Kopiowanie treści zabronione.
Skontaktuj się ze mną w celu ustalenia zasad współpracy.

Fez | MAROKO

Maroko | Fez

Człowiek zwiedzający Fez wyczuwa w tym mieście coś, co nazywa tajemnicą. Równie dobrze mógłby użyć innego słowa, żeby opisać wrażenie, jakie wywiera na nim to miejsce. A nie ma wątpliwości, że u osoby z ubogą wyobraźnią jest ono bardzo silne: miasto wydaje się nieskończone, niewiarygodnie złożone i trochę groźne.
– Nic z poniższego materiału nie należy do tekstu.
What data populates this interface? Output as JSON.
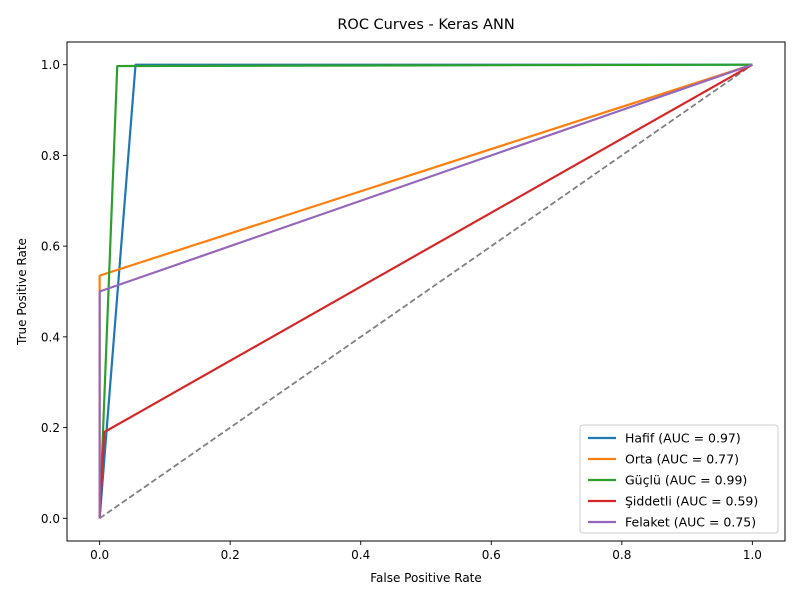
{
  "chart_data": {
    "type": "line",
    "title": "ROC Curves - Keras ANN",
    "xlabel": "False Positive Rate",
    "ylabel": "True Positive Rate",
    "xlim": [
      -0.05,
      1.05
    ],
    "ylim": [
      -0.05,
      1.05
    ],
    "xticks": [
      "0.0",
      "0.2",
      "0.4",
      "0.6",
      "0.8",
      "1.0"
    ],
    "yticks": [
      "0.0",
      "0.2",
      "0.4",
      "0.6",
      "0.8",
      "1.0"
    ],
    "xtick_values": [
      0,
      0.2,
      0.4,
      0.6,
      0.8,
      1.0
    ],
    "ytick_values": [
      0,
      0.2,
      0.4,
      0.6,
      0.8,
      1.0
    ],
    "legend_position": "bottom-right",
    "series": [
      {
        "name": "Hafif (AUC = 0.97)",
        "color": "#1f77b4",
        "x": [
          0,
          0.055,
          1.0
        ],
        "y": [
          0,
          1.0,
          1.0
        ]
      },
      {
        "name": "Orta (AUC = 0.77)",
        "color": "#ff7f0e",
        "x": [
          0,
          0.0,
          1.0
        ],
        "y": [
          0,
          0.535,
          1.0
        ]
      },
      {
        "name": "Güçlü (AUC = 0.99)",
        "color": "#2ca02c",
        "x": [
          0,
          0.027,
          1.0
        ],
        "y": [
          0,
          0.997,
          1.0
        ]
      },
      {
        "name": "Şiddetli (AUC = 0.59)",
        "color": "#d62728",
        "x": [
          0,
          0.007,
          1.0
        ],
        "y": [
          0,
          0.19,
          1.0
        ]
      },
      {
        "name": "Felaket (AUC = 0.75)",
        "color": "#9467bd",
        "x": [
          0,
          0.0,
          1.0
        ],
        "y": [
          0,
          0.5,
          1.0
        ]
      }
    ],
    "reference_line": {
      "x": [
        0,
        1
      ],
      "y": [
        0,
        1
      ],
      "color": "#808080",
      "style": "dashed"
    }
  }
}
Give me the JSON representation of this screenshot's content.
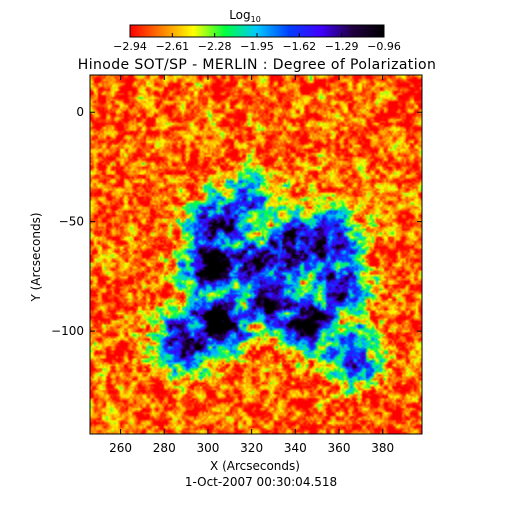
{
  "chart_data": {
    "type": "heatmap",
    "title": "Hinode SOT/SP - MERLIN : Degree of Polarization",
    "subtitle": "1-Oct-2007 00:30:04.518",
    "xlabel": "X (Arcseconds)",
    "ylabel": "Y (Arcseconds)",
    "xlim": [
      246,
      398
    ],
    "ylim": [
      -147,
      17
    ],
    "x_ticks": [
      260,
      280,
      300,
      320,
      340,
      360,
      380
    ],
    "y_ticks": [
      0,
      -50,
      -100
    ],
    "colorbar": {
      "label_base": "Log",
      "label_subscript": "10",
      "range": [
        -2.94,
        -0.96
      ],
      "ticks": [
        "-2.94",
        "-2.61",
        "-2.28",
        "-1.95",
        "-1.62",
        "-1.29",
        "-0.96"
      ],
      "colormap": [
        "#ff0000",
        "#ff8000",
        "#ffff00",
        "#00ff40",
        "#00c8ff",
        "#0040ff",
        "#4000ff",
        "#200040",
        "#000000"
      ]
    },
    "background_level": -2.75,
    "regions": [
      {
        "x": 305,
        "y": -52,
        "level": -1.2
      },
      {
        "x": 303,
        "y": -70,
        "level": -0.98
      },
      {
        "x": 322,
        "y": -70,
        "level": -1.1
      },
      {
        "x": 340,
        "y": -62,
        "level": -0.97
      },
      {
        "x": 355,
        "y": -60,
        "level": -1.3
      },
      {
        "x": 330,
        "y": -85,
        "level": -1.15
      },
      {
        "x": 305,
        "y": -95,
        "level": -0.97
      },
      {
        "x": 345,
        "y": -95,
        "level": -1.1
      },
      {
        "x": 290,
        "y": -105,
        "level": -1.2
      },
      {
        "x": 360,
        "y": -80,
        "level": -1.4
      },
      {
        "x": 320,
        "y": -40,
        "level": -1.8
      },
      {
        "x": 365,
        "y": -110,
        "level": -1.6
      }
    ]
  }
}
Możliwe, że ten, kto je odwiedza, będzie również uważał je za piękne, choć nie jest to regułą. Nie zalicza się ono bowiem do miast lubianych przez wszystkich. Wielu podróżników reaguje nieprzychylnie na jego wijące się, mroczne alejki pełne ludzi i zwierząt. Każdy, kto cierpi na klaustrofobię, może uważać Fez za koszmarną plątaninę korytarzy, ślepych uliczek i pustych ścian bez okien. Aby poczuć fascynację tym miejscem, zwiedzający musi być typem osoby, która lubi gubić się w tłumie, daje mu się porwać, nie dbając, w jakim kierunku i na jak długo. Bezradność, jaką odczuwa się w tłumie, musi dawać przybyszowi poczucie odprężenia; musi on wiedzieć, jak czerpać przyjemność z obcowania z nieznanym oraz dostrzegać piękno tam, gdzie mało kto spodziewa się je znaleźć.